Days before the expected end of the William Ian Rivers murder trial, the question remains, was he in his right mind when he shot Mark “Hubba” Seymour.
Did he have a history of mental illness that diminished his responsibility for the crime, or does he have a personality disorder, a less severe mental condition, that does not impair judgement.
For most of the week Mr. Rivers’ defense team presented medical testimony from two experts, Dr. Omo Tayo Bernard and Dr. Ali Ajaz.
Both have said that the murder accused was exhibiting psychotic symptoms at the time of the shooting outside Super C’s Resturant and in its immediate aftermath.
On Wednesday (12 September,) Dr. Ajaz affirmed his position under questioning by the Crown, that he believed Mr. Rivers was exhibiting symptoms of serious mental illness.
Dr. Ajaz also said inconsistencies in Mr. Rivers behaviour could be explained by the fact that Mr. Rivers particular condition “waxes and wanes.”

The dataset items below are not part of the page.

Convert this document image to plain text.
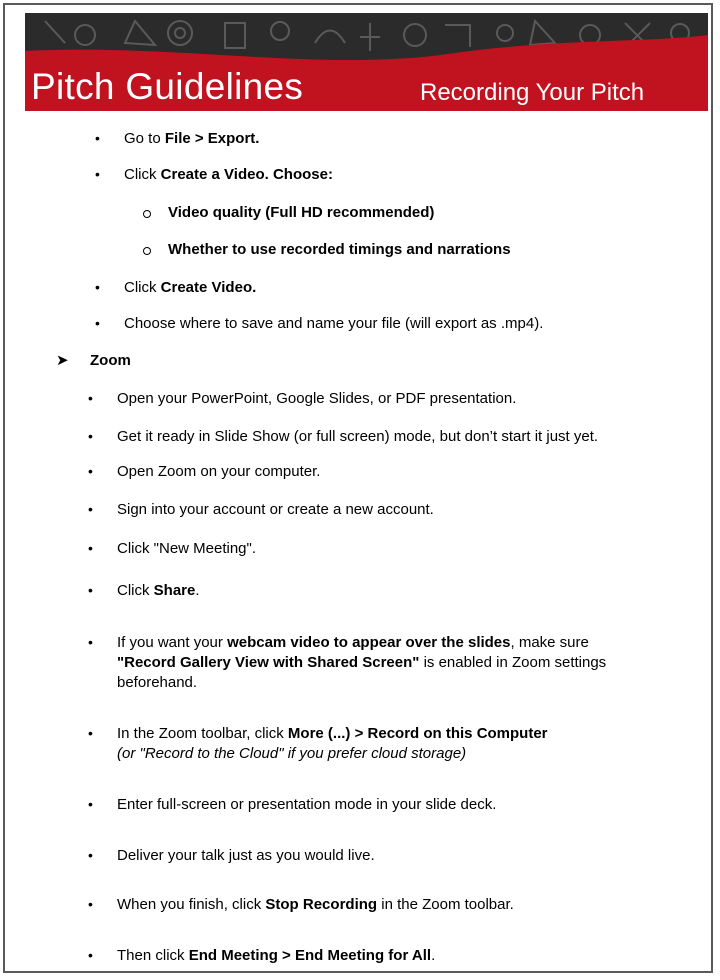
Pitch Guidelines	Recording Your Pitch
• Go to File > Export.
• Click Create a Video. Choose:
Video quality (Full HD recommended)
Whether to use recorded timings and narrations
• Click Create Video.
• Choose where to save and name your file (will export as .mp4).
➤ Zoom
• Open your PowerPoint, Google Slides, or PDF presentation.
• Get it ready in Slide Show (or full screen) mode, but don’t start it just yet.
• Open Zoom on your computer.
• Sign into your account or create a new account.
• Click "New Meeting".
• Click Share.
• If you want your webcam video to appear over the slides, make sure
"Record Gallery View with Shared Screen" is enabled in Zoom settings
beforehand.
• In the Zoom toolbar, click More (...) > Record on this Computer
(or "Record to the Cloud" if you prefer cloud storage)
• Enter full-screen or presentation mode in your slide deck.
• Deliver your talk just as you would live.
• When you finish, click Stop Recording in the Zoom toolbar.
• Then click End Meeting > End Meeting for All.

Prosecutor Cheryll Richards QC, asked Dr. Ajaz, given all the evidence presented in the matter so far, if he was likely to change his original opinion on Mr. Rivers mental health. He said “No.”
The Crown then presented its own rebuttal medical witness, Dr. Wayne Myers, who examined Mr. Rivers several times in the days after the shooting.
According to Dr. Meyers, Mr. Rivers presented exaggerated symptoms of auditory hallucinations in his presence, leading him to believe that he was faking or malingering.
Dr. Meyers said Mr. Rivers spoke to his hallucinations asking him several times “if he heard it?”
Dr. Meyers said from his experience the truly psychotic would not do this.
During a defense re-direct, Dr. Ajaz said testing used to determine malingering should be used with caution and only when other factors are ruled out.